The non-uniform beamfilling (NUBF) problem has not been mentioned in the paper but can result in severe underestimates of the PIA by the SRT (Nakamura 1991; Durden et al. 1998; Kozu and Iguchi 1999; Takahashi et al. 2005; Durden and Tanelli 2008; Short et al. 2015). As the HB and the DW are less affected by NUBF, relating differences among the PIA estimates to the non-uniformity of rain might prove useful. Another scattering mechanism that has not been considered is multiple scattering (Battaglia et al. 2015). This occurs much more frequently at Ka-band than at Ku-band and will render any Ka-band or dual-frequency based estimate of the rain profile unreliable. On the other hand, if the surface is detected and the magnitude of the return is much larger than the nearby returns, then it is hypothesized that the surface return is indicative of the single-scattering path attenuation and can be used to estimate a path-integrated rain rate. This hypothesis, however, requires testing. One other long-standing problem with the SRT over ocean is the influence of the raindrop splash effect on the normalized surface cross section. This is a formidable problem as the influence of the splash effect on the NRCS depends on wind speed and direction, radar frequency, incidence angle and rainfall rate (Contreras and Plant 2006). Over land, surface wetting and changes in soil moisture can lead to differences in the NRCS outside and within the rain (Seto and Iguchi 2007).

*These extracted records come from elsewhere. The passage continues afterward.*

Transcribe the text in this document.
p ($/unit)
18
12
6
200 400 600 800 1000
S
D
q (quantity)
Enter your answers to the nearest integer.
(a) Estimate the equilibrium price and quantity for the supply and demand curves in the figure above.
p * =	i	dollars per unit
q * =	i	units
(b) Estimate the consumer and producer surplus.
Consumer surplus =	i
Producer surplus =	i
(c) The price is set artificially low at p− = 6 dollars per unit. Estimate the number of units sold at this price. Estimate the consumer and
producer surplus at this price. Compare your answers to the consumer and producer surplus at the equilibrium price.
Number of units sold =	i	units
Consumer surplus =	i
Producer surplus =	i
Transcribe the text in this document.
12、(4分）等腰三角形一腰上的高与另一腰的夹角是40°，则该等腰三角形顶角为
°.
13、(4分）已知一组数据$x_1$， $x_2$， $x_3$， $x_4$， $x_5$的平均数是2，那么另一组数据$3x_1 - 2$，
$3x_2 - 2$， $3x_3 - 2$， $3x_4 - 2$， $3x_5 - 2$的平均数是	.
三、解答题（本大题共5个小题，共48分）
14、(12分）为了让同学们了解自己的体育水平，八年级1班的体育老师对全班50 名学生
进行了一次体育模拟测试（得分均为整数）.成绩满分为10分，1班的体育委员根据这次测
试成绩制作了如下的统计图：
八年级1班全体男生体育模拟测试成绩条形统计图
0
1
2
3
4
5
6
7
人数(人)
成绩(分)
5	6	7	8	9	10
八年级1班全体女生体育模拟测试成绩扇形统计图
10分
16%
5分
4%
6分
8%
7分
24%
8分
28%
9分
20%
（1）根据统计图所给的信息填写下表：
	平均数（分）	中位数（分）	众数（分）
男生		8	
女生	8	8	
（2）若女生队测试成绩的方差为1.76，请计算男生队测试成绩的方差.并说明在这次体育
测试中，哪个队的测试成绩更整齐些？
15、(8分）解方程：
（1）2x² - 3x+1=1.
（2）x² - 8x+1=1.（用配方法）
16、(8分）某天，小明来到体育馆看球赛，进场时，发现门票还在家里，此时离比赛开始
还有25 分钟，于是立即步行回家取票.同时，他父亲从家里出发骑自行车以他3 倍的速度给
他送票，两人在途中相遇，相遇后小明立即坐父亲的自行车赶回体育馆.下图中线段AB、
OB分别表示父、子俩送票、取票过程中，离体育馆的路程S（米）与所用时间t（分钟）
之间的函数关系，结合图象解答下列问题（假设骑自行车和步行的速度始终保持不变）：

As a final comment, we note that the hybrid estimates presented here have been separated into single- and dual-frequency types. What may be needed in version 7 of the algorithm, apart from a review of the error variance models and the inclusion of sampling errors, is a Ku-band hybrid estimate which combines the two and which reduces to the single-frequency Ku-band result when the Ka-band signal is unavailable either because of limited detection in light rain or signal loss in heavy rain. The Ka-band PIA estimate in these cases would take the form of a simple scaling of the Ku-band estimate, e.g., A (Ka) = 6A (Ku).